Since 1991, the use of SMA has increased steadily in the United States. At

present, some states routinely use SMA even though a standard mixture design

procedure is not available. A mixture design procedure that provides guidance

on material properties, aggregate gradation, determination of optimum asphalt

content, and mixture properties is needed. This paper presents a mixture design

procedure for SMA mixtures developed by the National Center for Asphalt

Technology. Data for the development of the procedure was collected from a

laboratory study conducted with various samples of aggregates, fillers, asphalt

binders, and stabilizing additives. Compacted mixtures were tested to evaluate

the effects of aggregate structure, asphalt binder, and binder-fine aggregate

mortar. Specific conclusions from this study were: (1) The Los Angeles abrasion

loss showed good correlation with aggregate breakdown, (2) It appeared that the

3:1 or 2:1 flat and elongated particles provided much better classification for

the various aggregates than a 5:1 ratio, (3) The flat and elongated particle

ratio showed excellent correlation with aggregate breakdown, (4) In a SMA mix,

the percent passing the 4.75 mm sieve must be below 30 percent to ensure proper

stone-on-stone contact, (5) The percent passing the 0.02 mm sieve did not show

a correlation with mortar stiffness. However, the dry compacted volume, as

obtained from the Penn State test method, did show a good correlation with

mortar stiffness and can be utilized to characterize the shape of fillers.

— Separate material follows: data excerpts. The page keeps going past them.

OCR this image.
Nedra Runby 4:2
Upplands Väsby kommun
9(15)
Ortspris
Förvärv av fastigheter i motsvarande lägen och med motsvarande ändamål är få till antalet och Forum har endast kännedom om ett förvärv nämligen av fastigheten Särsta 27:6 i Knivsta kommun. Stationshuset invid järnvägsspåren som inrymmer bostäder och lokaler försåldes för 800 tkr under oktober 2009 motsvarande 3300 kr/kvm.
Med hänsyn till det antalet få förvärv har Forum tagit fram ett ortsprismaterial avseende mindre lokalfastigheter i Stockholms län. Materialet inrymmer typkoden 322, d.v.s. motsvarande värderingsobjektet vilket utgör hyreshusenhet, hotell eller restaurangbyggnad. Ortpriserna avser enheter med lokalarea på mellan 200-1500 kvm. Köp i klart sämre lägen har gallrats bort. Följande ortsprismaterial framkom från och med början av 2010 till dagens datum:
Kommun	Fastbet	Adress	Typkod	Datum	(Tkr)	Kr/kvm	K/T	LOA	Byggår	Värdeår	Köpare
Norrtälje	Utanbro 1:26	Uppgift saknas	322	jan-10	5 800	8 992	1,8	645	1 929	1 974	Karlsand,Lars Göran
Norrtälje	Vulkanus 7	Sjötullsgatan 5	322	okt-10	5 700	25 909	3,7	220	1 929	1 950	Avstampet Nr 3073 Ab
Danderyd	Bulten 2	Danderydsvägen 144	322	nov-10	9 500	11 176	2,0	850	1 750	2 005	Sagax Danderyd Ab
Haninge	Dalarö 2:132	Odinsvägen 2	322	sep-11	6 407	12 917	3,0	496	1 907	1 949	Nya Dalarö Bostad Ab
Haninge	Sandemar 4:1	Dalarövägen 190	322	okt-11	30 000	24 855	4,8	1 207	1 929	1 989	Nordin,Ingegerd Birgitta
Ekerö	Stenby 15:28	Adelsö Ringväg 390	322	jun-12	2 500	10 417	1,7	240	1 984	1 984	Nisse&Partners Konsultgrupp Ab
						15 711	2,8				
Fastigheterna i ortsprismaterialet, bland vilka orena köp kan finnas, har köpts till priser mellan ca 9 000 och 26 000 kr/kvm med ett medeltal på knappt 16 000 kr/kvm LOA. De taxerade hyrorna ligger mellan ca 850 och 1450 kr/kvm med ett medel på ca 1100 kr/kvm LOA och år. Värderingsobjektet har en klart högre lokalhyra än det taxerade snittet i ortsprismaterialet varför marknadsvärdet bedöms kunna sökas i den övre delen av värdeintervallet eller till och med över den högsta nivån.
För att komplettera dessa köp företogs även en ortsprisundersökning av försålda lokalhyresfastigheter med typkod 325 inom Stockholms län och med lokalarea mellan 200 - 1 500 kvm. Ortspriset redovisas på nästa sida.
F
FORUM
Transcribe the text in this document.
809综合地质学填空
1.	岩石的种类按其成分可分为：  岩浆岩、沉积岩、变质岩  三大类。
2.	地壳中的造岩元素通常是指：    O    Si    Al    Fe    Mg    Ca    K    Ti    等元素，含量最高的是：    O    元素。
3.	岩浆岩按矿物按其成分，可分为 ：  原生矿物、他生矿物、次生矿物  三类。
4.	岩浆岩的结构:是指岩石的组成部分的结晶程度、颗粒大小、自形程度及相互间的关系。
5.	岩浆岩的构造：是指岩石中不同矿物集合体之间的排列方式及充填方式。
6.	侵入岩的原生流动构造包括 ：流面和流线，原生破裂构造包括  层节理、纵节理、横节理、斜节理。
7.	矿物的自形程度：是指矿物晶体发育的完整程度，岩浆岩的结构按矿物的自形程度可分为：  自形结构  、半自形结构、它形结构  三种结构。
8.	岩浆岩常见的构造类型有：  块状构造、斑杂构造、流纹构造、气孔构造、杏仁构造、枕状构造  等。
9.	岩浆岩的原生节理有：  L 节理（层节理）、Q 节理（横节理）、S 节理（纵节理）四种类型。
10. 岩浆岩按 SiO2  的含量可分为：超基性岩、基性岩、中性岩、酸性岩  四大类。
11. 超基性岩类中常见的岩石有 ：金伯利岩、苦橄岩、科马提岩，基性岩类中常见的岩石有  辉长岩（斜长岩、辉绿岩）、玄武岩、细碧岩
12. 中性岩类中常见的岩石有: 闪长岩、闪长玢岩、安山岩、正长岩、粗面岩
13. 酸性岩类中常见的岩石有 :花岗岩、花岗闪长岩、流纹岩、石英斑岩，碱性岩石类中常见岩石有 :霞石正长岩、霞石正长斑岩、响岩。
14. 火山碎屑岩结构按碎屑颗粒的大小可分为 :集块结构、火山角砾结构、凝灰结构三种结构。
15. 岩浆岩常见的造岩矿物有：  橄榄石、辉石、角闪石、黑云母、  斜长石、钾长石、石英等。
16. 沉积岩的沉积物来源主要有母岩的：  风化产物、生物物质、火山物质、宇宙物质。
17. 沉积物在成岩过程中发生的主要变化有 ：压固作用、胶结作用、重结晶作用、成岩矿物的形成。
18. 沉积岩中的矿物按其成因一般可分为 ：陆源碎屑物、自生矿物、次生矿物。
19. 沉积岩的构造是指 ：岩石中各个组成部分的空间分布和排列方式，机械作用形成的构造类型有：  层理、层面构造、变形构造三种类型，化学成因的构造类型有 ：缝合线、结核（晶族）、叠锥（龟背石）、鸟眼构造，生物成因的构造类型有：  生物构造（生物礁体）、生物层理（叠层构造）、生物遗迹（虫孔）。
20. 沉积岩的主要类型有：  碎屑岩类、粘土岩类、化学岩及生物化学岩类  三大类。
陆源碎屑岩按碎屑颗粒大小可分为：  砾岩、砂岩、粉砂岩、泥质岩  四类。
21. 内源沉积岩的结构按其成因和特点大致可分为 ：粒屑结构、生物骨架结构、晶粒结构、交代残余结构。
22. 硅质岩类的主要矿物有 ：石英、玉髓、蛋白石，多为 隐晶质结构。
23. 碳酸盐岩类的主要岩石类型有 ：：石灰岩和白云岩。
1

Generally, a more angular filler tends to produce a higher air voids result in

this test, (6) In-place results from about 86 projects showed that very little

rutting has occurred in SMA pavements constructed in the United States since

1991. However, for the pavements with air voids falling below the 3 percent

range, some rutting was observed. (7) A VMA significantly lower than specified

VMA can be obtained due to aggregate breakdown. Hence, the mix designer must

consider aggregate type, compactor type and compactive effort along with the

gradation in meeting the required VMA criteria. Specifying a minimum asphalt

content can result in different requirements for aggregates with different

specific gravity, (8) Fifty blows of Marshall hammer were found to be

approximately equal to 100 revolutions of the Superpave gyratory compactor in

terms of resultant density. The Superpave gyratory compacter was found to

produce less aggregate breakdown than the Marshall hammer, (9) Fiber stabilizers

were found to be more effective in reducing draindown than polymer stabilizers.

However, mixes modified with polymer showed better resistance to rutting in

laboratory wheel tracking tests.